Пробираюсь через колонну садоводов (очень мало людей, которые с виду умеют копать картошку), спасателей, неразговорчивую колонну в камуфляже. Почти все они пришли сюда, как это принято называть, организованно. Но большинство идеологически поддерживает митинг «Антимайдана» и не испытывает никаких внутренних терзаний от участия в нем. Основные лозунги события им близки: «Обама — чмо», «Майдан не пройдет», «Вся власть Путину».
Вот люди в медицинских халатах несут флаги пермского края и труп майдана — оранжевую куклу со вспоротым животом, из которого торчат доллары и флаг США.
— Долго ехали, наверное? — спрашиваю случайную девушку в халате.
— Э-э-э нет, — очень неопределенно отвечает она.
— А вы все медики?
— Пермь всегда славилась... медициной... Слушай. Я не хочу здесь быть. Вообще не хочу, понимаешь? Можешь меня не спрашивать? — полушепотом говорит она.
— То есть ты тут против своей воли?
— ... — Она выразительно закатывает глаза. Все понятно.
Наконец, доходим до сцены. Она огромна и находится прямо на Манежной площади. На ней Вика Цыганова в тревожно-красном рассказывает о своих личных друзьях, которых сожгли в Доме Офицеров в Одессе. Николай Стариков — фанат Сталина и известный писатель — не очень твердо заявляет, что майдан — это фестиваль смерти для молодежи и студентов. Александр Залдостанов (известный по кличке Хирург) рассказывает про оранжевого хорька, который обломает о великую Россию свои ядовитые зубы.
Это все звучит настольно неестественно и фальшиво, что начинаешь в это верить. Если бы эти слова были сказаны хоть немного искреннее, эстетика «Антимайдана» была бы разрушена.
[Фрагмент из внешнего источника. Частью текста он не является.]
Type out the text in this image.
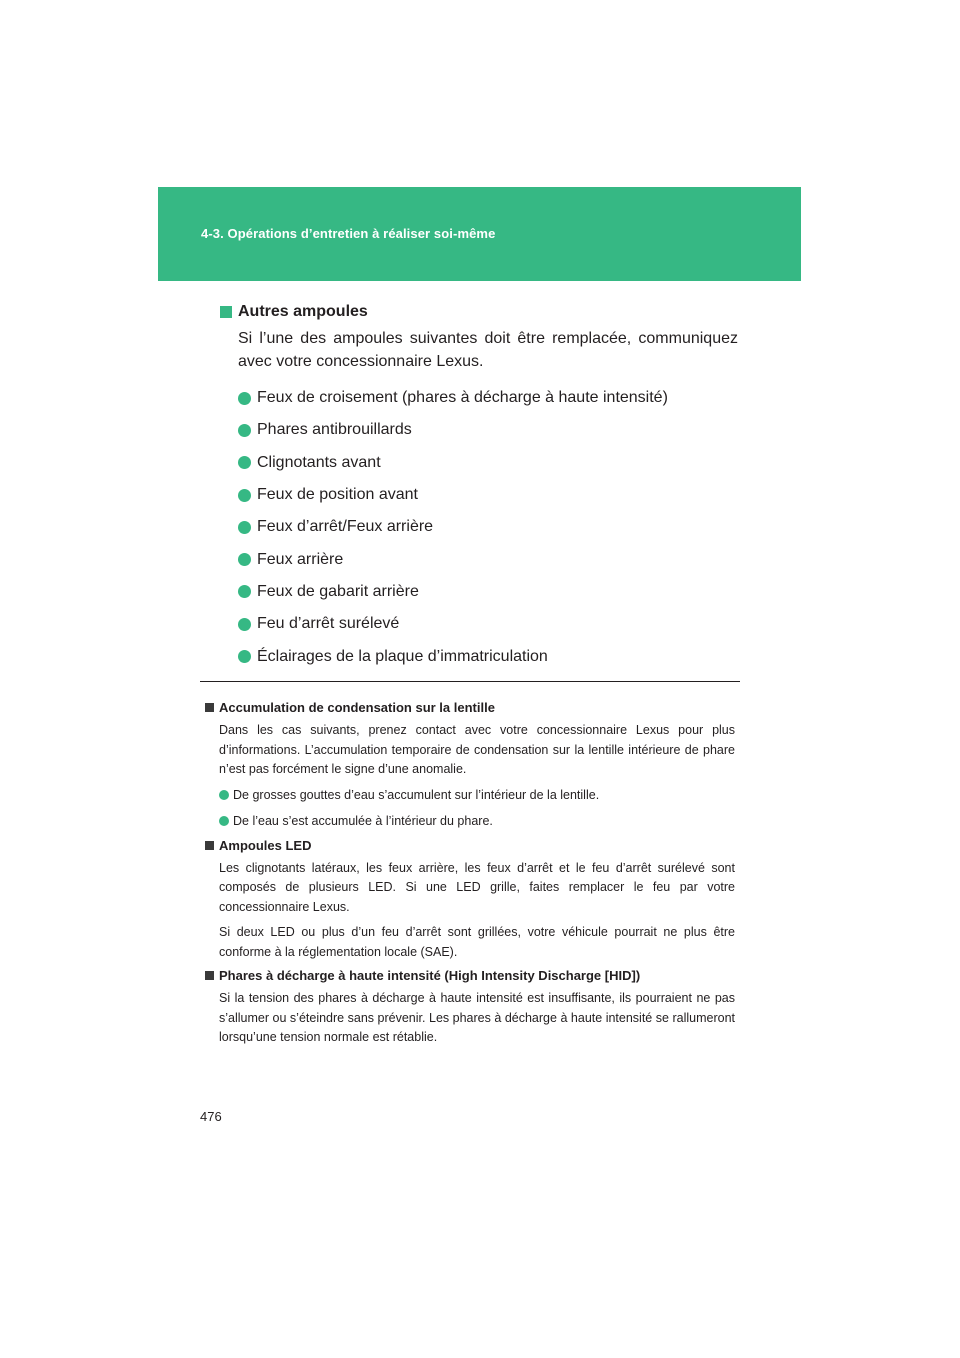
4-3. Opérations d’entretien à réaliser soi-même
Autres ampoules
Si l’une des ampoules suivantes doit être remplacée, communiquez avec votre concessionnaire Lexus.
Feux de croisement (phares à décharge à haute intensité)
Phares antibrouillards
Clignotants avant
Feux de position avant
Feux d’arrêt/Feux arrière
Feux arrière
Feux de gabarit arrière
Feu d’arrêt surélevé
Éclairages de la plaque d’immatriculation
Accumulation de condensation sur la lentille
Dans les cas suivants, prenez contact avec votre concessionnaire Lexus pour plus d’informations. L’accumulation temporaire de condensation sur la lentille intérieure de phare n’est pas forcément le signe d’une anomalie.
De grosses gouttes d’eau s’accumulent sur l’intérieur de la lentille.
De l’eau s’est accumulée à l’intérieur du phare.
Ampoules LED
Les clignotants latéraux, les feux arrière, les feux d’arrêt et le feu d’arrêt surélevé sont composés de plusieurs LED. Si une LED grille, faites remplacer le feu par votre concessionnaire Lexus.
Si deux LED ou plus d’un feu d’arrêt sont grillées, votre véhicule pourrait ne plus être conforme à la réglementation locale (SAE).
Phares à décharge à haute intensité (High Intensity Discharge [HID])
Si la tension des phares à décharge à haute intensité est insuffisante, ils pourraient ne pas s’allumer ou s’éteindre sans prévenir. Les phares à décharge à haute intensité se rallumeront lorsqu’une tension normale est rétablie.
476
Все должно быть максимальным, все должно кричать от радости или корчиться от невыносимых страданий — у «Антимайдана» нет полутонов.
У всех митингов обычно есть что-то вроде резолюции, у всякого объединения — программный документ. На митинге «Год майдану. Не забудем, не простим» ничего подобного не было. Потому что все это — эстетический манифест русской весны, многотысяченогий и живой. Cформулировать его можно так:
— Мы за расовую и генетическую чистоту (лозунги в духе «Мы не майдауны», шутки про расовую принадлежность президента Обамы, коловраты и прочая националистическая символика);
— Мы за монархию (лозунги «Вся Власть Путину», «Путин навсегда», имперские флаги);
— Мы — православные (лейтмотив митинга);
— Смерть врагам (не прямым текстом, но через эвфемизмы вроде оранжевого хорька с обломанными зубами, инсталляции на тему смерти);
— Мы любим пожестче (бесконечные нагайки, латексные байкеры, демонстрация военной техники, фаллический «Тополь-М» в уме, призывы к радикальным решениям);
— Мы — исключительные (пламенные речи о том, что Россия — великая страна, которой покровительствует лично бог, что Россия — самая лучшая и справедливая).
Митинг закончился. Чеченские студенты побрели покупать жевачку в Starbucks в качестве сувенира из Москвы, люди с сайта «Массовки.ру» выстроились в очередь, чтобы получить свои 300 рублей, вечером какому-то человеку с флагом ДНР выстрелили в лицо, но это уже совсем другая история.